When Bob learned that Logan was one of Maine’s top running prospects for the upcoming cross-country season (and that Jackson had a passion for running as well), he offered to coach them both, and the kids jumped at the chance. From then on, when we were not working or traipsing about, the kids were with Bob. He adjusted their strides, worked on their mechanics, wrote up training regimens, basically poured his vast experience into their eager feet and seemed to soak up their attention with equal delight.
On our last night at Sherab’s, as dinner was about to start, the kids were nowhere to be found. They’d gone up to Bob’s bus hours before—many hours before—so that’s where I went to look for them. I climbed the dirt path to the bus parking lot as dusk settled across the property, dissolving shadows into the gloom. Outside Bob’s bus, I stopped. The place was a wreck. It was a long, plain touring bus without any of the Gypsy Dancer’s style. Weeds were growing up around the tires. The blue paint was peeling. No lights were visible inside. To my screenwriter’s mind, it looked more like a horror movie set than a place to hang out, and with that thought, uneasiness flared inside me. What did I really know about this guy? I knocked. No one answered. I knocked again. Nothing. I went in.

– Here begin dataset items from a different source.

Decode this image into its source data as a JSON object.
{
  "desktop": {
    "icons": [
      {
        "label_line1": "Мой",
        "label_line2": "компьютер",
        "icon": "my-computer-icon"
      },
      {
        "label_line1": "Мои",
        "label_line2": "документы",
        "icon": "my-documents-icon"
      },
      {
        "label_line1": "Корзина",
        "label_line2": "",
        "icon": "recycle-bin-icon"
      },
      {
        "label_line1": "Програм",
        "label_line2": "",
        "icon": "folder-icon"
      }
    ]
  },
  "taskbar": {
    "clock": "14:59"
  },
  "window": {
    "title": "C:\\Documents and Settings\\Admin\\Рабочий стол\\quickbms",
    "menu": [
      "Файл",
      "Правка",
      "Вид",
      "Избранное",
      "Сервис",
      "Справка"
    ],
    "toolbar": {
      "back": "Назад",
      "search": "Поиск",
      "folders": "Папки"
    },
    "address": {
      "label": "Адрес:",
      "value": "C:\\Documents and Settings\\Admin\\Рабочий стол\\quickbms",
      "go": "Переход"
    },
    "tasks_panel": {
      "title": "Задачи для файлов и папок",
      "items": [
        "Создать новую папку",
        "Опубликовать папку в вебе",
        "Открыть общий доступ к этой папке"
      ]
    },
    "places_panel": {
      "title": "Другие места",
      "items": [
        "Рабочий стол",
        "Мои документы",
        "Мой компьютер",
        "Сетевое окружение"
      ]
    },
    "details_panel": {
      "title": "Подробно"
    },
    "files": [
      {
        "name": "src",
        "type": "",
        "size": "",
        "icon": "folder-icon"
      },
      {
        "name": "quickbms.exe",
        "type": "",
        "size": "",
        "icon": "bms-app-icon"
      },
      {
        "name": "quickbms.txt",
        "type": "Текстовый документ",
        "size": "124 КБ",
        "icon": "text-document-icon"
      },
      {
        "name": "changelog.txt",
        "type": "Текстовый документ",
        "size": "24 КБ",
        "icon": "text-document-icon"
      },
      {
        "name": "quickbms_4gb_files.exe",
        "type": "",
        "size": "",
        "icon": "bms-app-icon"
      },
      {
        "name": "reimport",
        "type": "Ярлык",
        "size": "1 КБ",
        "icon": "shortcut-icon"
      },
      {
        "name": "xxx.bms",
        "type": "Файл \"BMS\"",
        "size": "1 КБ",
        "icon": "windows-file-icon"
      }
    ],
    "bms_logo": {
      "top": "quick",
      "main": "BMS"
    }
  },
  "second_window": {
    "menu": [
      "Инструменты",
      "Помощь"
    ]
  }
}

What I found was a party. Bob was sitting on a window seat, looking ten years younger, telling a story. His face was ruddy and animated and he appeared to be radiantly happy. Across from him, Logan and Jackson were enthralled, hanging on his every word. I said hello but didn’t interrupt beyond that. I just watched my kids’ faces as Bob’s story went on, watching for signs of boredom. There were none. They were into this and so was Bob. It wasn’t a horror film at all. It was a love story.
We left the next morning, hopped a quick flight to Christchurch in the South Island, spent the night in a hostel, then grabbed an early morning bus and headed north along the beyond-gorgeous coastline. The South Island of New Zealand is famous for some of the most beautiful scenery in the world and I knew we’d find that. But like the pleasure of a job well done or the value of an old man’s life, the beauty around us was really just the start of all that was waiting to be found.